Я заглянул в парикмахерскую и побрился, после чего отправился в госпиталь. Моя нога давно уже вела себя прилично. Три дня назад как раз был осмотр. Но оставались еще кое-какие процедуры перед прохождением курса терапии в «Ospedale», и я зашагал по боковой улочке, стараясь не хромать. Под аркадой старик вырезал силуэты. Я остановился понаблюдать. Ему позировали две барышни, и он вырезал их вместе, ловко орудуя ножницами, а на девушек глядел, склонив голову набок. Девушки хихикали. Старик показал мне силуэты, прежде чем наклеить их на белый лист бумаги, а затем протянул барышням.

– Хороши, да? – сказал он. – А как насчет вас, лейтенант?

Барышни ушли, со смехом разглядывая свои силуэты. Они были симпатичные. Одна из них работала в винной лавке напротив госпиталя.

– Ладно, – сказал я.

– Снимите пилотку.

– Нет. В пилотке.

– Получится не так красиво, – сказал старик, – зато по-военному. – На последних словах он просветлел.

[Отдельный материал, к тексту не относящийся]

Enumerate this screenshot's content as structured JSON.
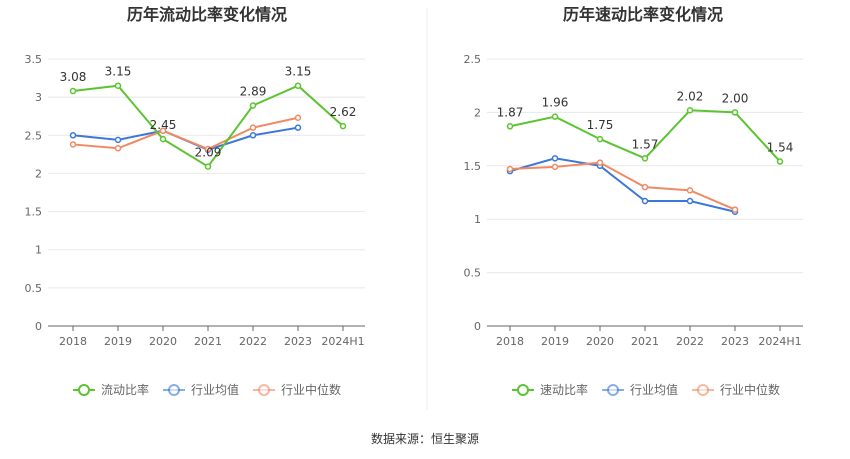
{
  "source": "数据来源：恒生聚源",
  "colors": {
    "main": "#5cc431",
    "avg": "#3c78d8",
    "median": "#f08a64",
    "grid": "#e8e8e8",
    "axis": "#666666",
    "divider": "#eeeeee"
  },
  "chart_data": [
    {
      "type": "line",
      "title": "历年流动比率变化情况",
      "xlabel": "",
      "ylabel": "",
      "categories": [
        "2018",
        "2019",
        "2020",
        "2021",
        "2022",
        "2023",
        "2024H1"
      ],
      "ylim": [
        0,
        3.5
      ],
      "yticks": [
        "0",
        "0.5",
        "1",
        "1.5",
        "2",
        "2.5",
        "3",
        "3.5"
      ],
      "grid": true,
      "legend_position": "bottom",
      "series": [
        {
          "name": "流动比率",
          "role": "main",
          "values": [
            3.08,
            3.15,
            2.45,
            2.09,
            2.89,
            3.15,
            2.62
          ],
          "labels": [
            "3.08",
            "3.15",
            "2.45",
            "2.09",
            "2.89",
            "3.15",
            "2.62"
          ]
        },
        {
          "name": "行业均值",
          "role": "avg",
          "values": [
            2.5,
            2.44,
            2.56,
            2.31,
            2.5,
            2.6,
            null
          ]
        },
        {
          "name": "行业中位数",
          "role": "median",
          "values": [
            2.38,
            2.33,
            2.56,
            2.32,
            2.6,
            2.73,
            null
          ]
        }
      ]
    },
    {
      "type": "line",
      "title": "历年速动比率变化情况",
      "xlabel": "",
      "ylabel": "",
      "categories": [
        "2018",
        "2019",
        "2020",
        "2021",
        "2022",
        "2023",
        "2024H1"
      ],
      "ylim": [
        0,
        2.5
      ],
      "yticks": [
        "0",
        "0.5",
        "1",
        "1.5",
        "2",
        "2.5"
      ],
      "grid": true,
      "legend_position": "bottom",
      "series": [
        {
          "name": "速动比率",
          "role": "main",
          "values": [
            1.87,
            1.96,
            1.75,
            1.57,
            2.02,
            2.0,
            1.54
          ],
          "labels": [
            "1.87",
            "1.96",
            "1.75",
            "1.57",
            "2.02",
            "2.00",
            "1.54"
          ]
        },
        {
          "name": "行业均值",
          "role": "avg",
          "values": [
            1.45,
            1.57,
            1.5,
            1.17,
            1.17,
            1.07,
            null
          ]
        },
        {
          "name": "行业中位数",
          "role": "median",
          "values": [
            1.47,
            1.49,
            1.53,
            1.3,
            1.27,
            1.09,
            null
          ]
        }
      ]
    }
  ]
}
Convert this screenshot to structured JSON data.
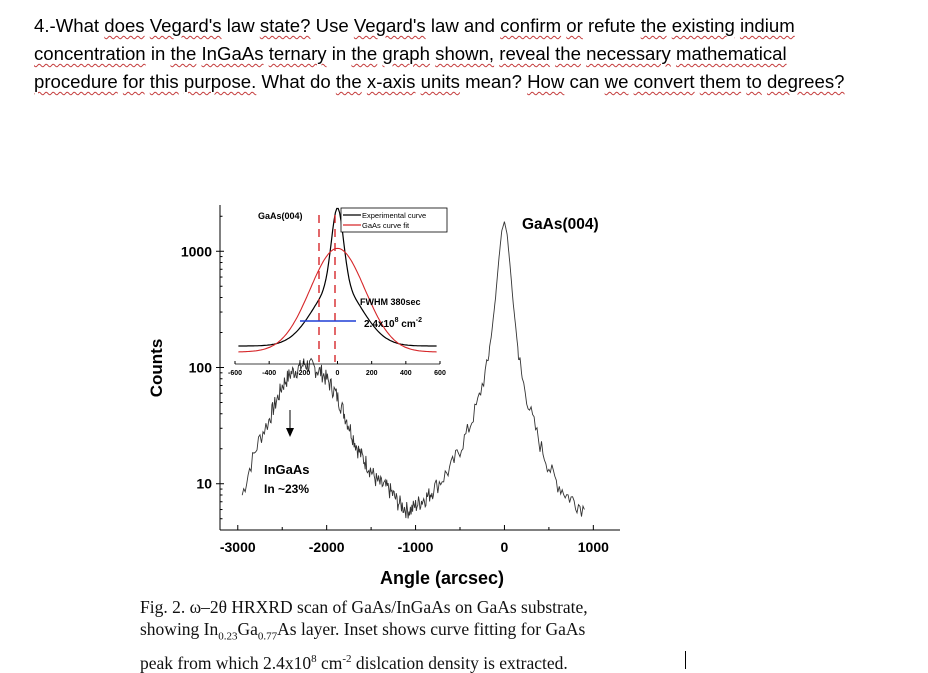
{
  "question": {
    "line1": "4.-What does Vegard's law state? Use Vegard's law and confirm or refute the existing indium",
    "line2": "concentration in the InGaAs ternary in the graph shown, reveal the necessary mathematical",
    "line3": "procedure for this purpose. What do the x-axis units mean? How can we convert them to degrees?"
  },
  "caption": {
    "line1": "Fig. 2. ω–2θ HRXRD scan of GaAs/InGaAs on GaAs substrate,",
    "line2_pre": "showing In",
    "line2_sub1": "0.23",
    "line2_mid": "Ga",
    "line2_sub2": "0.77",
    "line2_post": "As layer. Inset shows curve fitting for GaAs",
    "line3_pre": "peak from which 2.4x10",
    "line3_sup1": "8",
    "line3_mid": " cm",
    "line3_sup2": "-2",
    "line3_post": " dislcation density is extracted."
  },
  "chart_data": [
    {
      "type": "line",
      "scale_y": "log",
      "xlabel": "Angle (arcsec)",
      "ylabel": "Counts",
      "xlim": [
        -3200,
        1300
      ],
      "ylim": [
        4,
        2500
      ],
      "xticks": [
        -3000,
        -2000,
        -1000,
        0,
        1000
      ],
      "xtick_labels": [
        "-3000",
        "-2000",
        "-1000",
        "0",
        "1000"
      ],
      "yticks": [
        10,
        100,
        1000
      ],
      "ytick_labels": [
        "10",
        "100",
        "1000"
      ],
      "series": [
        {
          "x": [
            -2950,
            -2850,
            -2750,
            -2650,
            -2600,
            -2550,
            -2500,
            -2450,
            -2400,
            -2350,
            -2300,
            -2250,
            -2200,
            -2150,
            -2100,
            -2050,
            -2000,
            -1950,
            -1900,
            -1850,
            -1800,
            -1750,
            -1700,
            -1650,
            -1600,
            -1550,
            -1500,
            -1450,
            -1400,
            -1350,
            -1300,
            -1250,
            -1200,
            -1150,
            -1100,
            -1050,
            -1000,
            -950,
            -900,
            -850,
            -800,
            -700,
            -600,
            -500,
            -400,
            -300,
            -200,
            -150,
            -100,
            -60,
            -30,
            0,
            30,
            60,
            100,
            150,
            200,
            300,
            400,
            500,
            600,
            700,
            800,
            900
          ],
          "y": [
            8,
            15,
            25,
            35,
            45,
            55,
            70,
            80,
            90,
            95,
            100,
            108,
            105,
            100,
            95,
            90,
            80,
            70,
            60,
            50,
            40,
            32,
            25,
            20,
            17,
            15,
            13,
            11,
            10,
            9.5,
            9,
            8,
            7,
            6.5,
            6,
            6,
            6.5,
            7,
            7.5,
            8,
            9,
            11,
            14,
            20,
            30,
            50,
            100,
            180,
            400,
            900,
            1500,
            1800,
            1400,
            800,
            350,
            150,
            80,
            40,
            22,
            14,
            10,
            8,
            7,
            6
          ]
        }
      ],
      "annotations": [
        {
          "text": "GaAs(004)",
          "x": 0,
          "y": 1800
        },
        {
          "line1": "InGaAs",
          "line2": "In ~23%",
          "x": -2100,
          "y": 20
        }
      ]
    },
    {
      "type": "line",
      "inset": true,
      "xlim": [
        -600,
        600
      ],
      "xticks": [
        -600,
        -400,
        -200,
        0,
        200,
        400,
        600
      ],
      "xtick_labels": [
        "-600",
        "-400",
        "-200",
        "0",
        "200",
        "400",
        "600"
      ],
      "series": [
        {
          "name": "Experimental curve",
          "color": "#000000",
          "style": "solid"
        },
        {
          "name": "GaAs curve fit",
          "color": "#d6272a",
          "style": "dashed"
        }
      ],
      "legend": "top-right",
      "label_title": "GaAs(004)",
      "fwhm_label": "FWHM 380sec",
      "density_base": "2.4x10",
      "density_exp": "8",
      "density_unit": " cm",
      "density_unit_exp": "-2"
    }
  ]
}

Он покромсал черную бумагу, отсоединил верхний слой от нижнего, наклеил силуэт на картон и протянул мне.

– Сколько с меня?

– Нисколько. – Он протестующе замахал рукой. – Это вам подарок.

– Пожалуйста. – Я выложил несколько медных монет. – Доставьте мне удовольствие.

– Нет. Я уже доставил себе удовольствие. Подарите это своей девушке.

– Большое спасибо и до встречи.

– До встречи.

В госпитале меня ждали письма – официальное и всякие другие. Мне полагался трехнедельный отпуск для восстановления, после чего я должен был вернуться на фронт. Я внимательно перечитал. Итак. Отпуск считается с четвертого октября, когда закончится терапевтический курс. Три недели – это двадцать один день. Стало быть, двадцать пятое октября. В госпитале я предупредил, что отлучусь, и пошел в ресторан по соседству. За ужином я читал письма и газету «Корьере делла сера». Одно письмо, от деда, содержало семейные новости, патриотическую поддержку, чек на двести долларов и несколько газетных вырезок; еще там было скучное письмо от нашего священника, письмо от знакомого французского летчика, который попал в лихую компанию и делился подробностями, и записка от Ринальди, спрашивавшего, сколько еще я буду отсиживаться в Милане и какие вообще новости? Он просил меня привезти ему пластинки и приложил список названий. За ужином я уговорил бутылочку кьянти, потом выпил кофе с рюмочкой коньяка, дочитал газету, спрятал письма в карман, оставил газету вместе с чаевыми на столе и покинул ресторан. Вернувшись в госпиталь, я переоделся в пижаму и халат, задернул балконную штору и, сев на кровать, принялся читать бостонские газеты, принесенные миссис Мейерс для ее «мальчиков». Чикагская команда «Уайт сокс» выиграла Американскую лигу, а нью-йоркская «Джайнтс» лидировала в Национальной лиге. «Малыш» Рут, питчер, теперь играл за Бостон. Газеты были скучные, местные новости несвежие, а военные сводки и вовсе тухлые. Все американские новости сводились к учебкам. Как хорошо, что меня это миновало. Кроме бейсбола, мне не о чем было читать, а он у меня не вызывал ни малейшего интереса. И поди одолей столько газет. Но какое-то время я их штудировал, задаваясь вопросом: если Америка по-настоящему ввяжется в войну, закроют ли тогда главные американские лиги? Похоже, что нет. На нашем фронте дела хуже некуда, а в Милане скачки. Вот во Франции их отменили. Наш Джапалак – он ведь оттуда. Кэтрин выходит на дежурство не раньше девяти. Я слышал, как она первый раз прошла по этажу, а потом мелькнула в коридоре. Она побывала в других палатах, прежде чем зайти ко мне.